Sunday, Mar 9, 2014
Flu Season Hits in Time for the Holidays
WILLIAMSON CO. -- Health officials say flu cases are on the rise in our region, and it comes just in time for the holidays.
According to the Centers for Disease Control and Prevention, the virus is hitting Illinois on a regional basis, which is one step under widespread. Local doctors and pharmacists say they're seeing more and more patients with influenza.
Compared to this time last year, health officials say flu season is getting a late start. However, they say it's just the beginning and they don't see it slowing down anytime soon.
It's the season of giving, but the flu is likely the last thing on everybody's Christmas list.
"When people sneeze or cough, it basically spreads those droplets, which is how we actually pick it up," explained Dr. Todd Endaghl, an emergency room physician at Heartland Regional Medical Center in Marion.
Endaghl says if you're not careful, you could end up on a hospital bed.

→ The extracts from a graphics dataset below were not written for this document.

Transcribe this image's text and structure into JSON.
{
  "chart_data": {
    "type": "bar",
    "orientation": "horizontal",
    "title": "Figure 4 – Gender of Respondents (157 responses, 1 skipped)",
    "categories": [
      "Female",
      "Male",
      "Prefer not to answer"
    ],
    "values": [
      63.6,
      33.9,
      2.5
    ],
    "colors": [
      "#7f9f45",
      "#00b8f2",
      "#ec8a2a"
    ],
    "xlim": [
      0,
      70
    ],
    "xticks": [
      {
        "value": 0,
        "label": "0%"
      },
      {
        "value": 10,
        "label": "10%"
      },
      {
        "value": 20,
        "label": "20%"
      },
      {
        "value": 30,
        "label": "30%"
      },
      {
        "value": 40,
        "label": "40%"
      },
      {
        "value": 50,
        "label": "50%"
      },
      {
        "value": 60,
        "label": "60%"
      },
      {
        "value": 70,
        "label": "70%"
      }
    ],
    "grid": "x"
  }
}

"This is a late start this season, but now that's it's picking up, I suspect that we're going to see more, especially with close contact here at the holidays," he said.
Endaghl says he's now seeing two or three positive nasal swab tests every day. "That means there's a lot that's undiagnosed that's in the community that we're not seeing," he added.
Down the street at Logan Primary Pharmacy, Ben Calcaterra is finding a similar trend.
"Well last flu season started a little bit earlier. We had a lull, and then we had another wave later," he explained. "This season so far, it's started a little bit later than we typically see and it's just slowly getting started."
Calcaterra says last year's breakout, combined with a short supply of liquid Tamiflu, had his pharmacy scrambling for more medications. This year, Calcaterra says he's planning ahead.
"How we remedy that is we start making our own liquid we compound from the capsules and make our own liquid when we run short of the commercial version," said Calcaterra.
Calcaterra says the flu strains vary and each year, they hit people in a different way. "This year, we're typically seeing that cough starting out, with a high-fever and then the other symptoms with the body aches come later," he said.
Tips to avoid catching the bug this season include washing your hands frequently, coughing and sneezing into your elbow, or simply getting the flu vaccine.
"Right now is still a very good time to get a flu shot to prevent that wave of flu that we're about to see," Calcaterra added.
State officials say last year more than 600 people were admitted to intensive care units with the flu and nearly 100 died.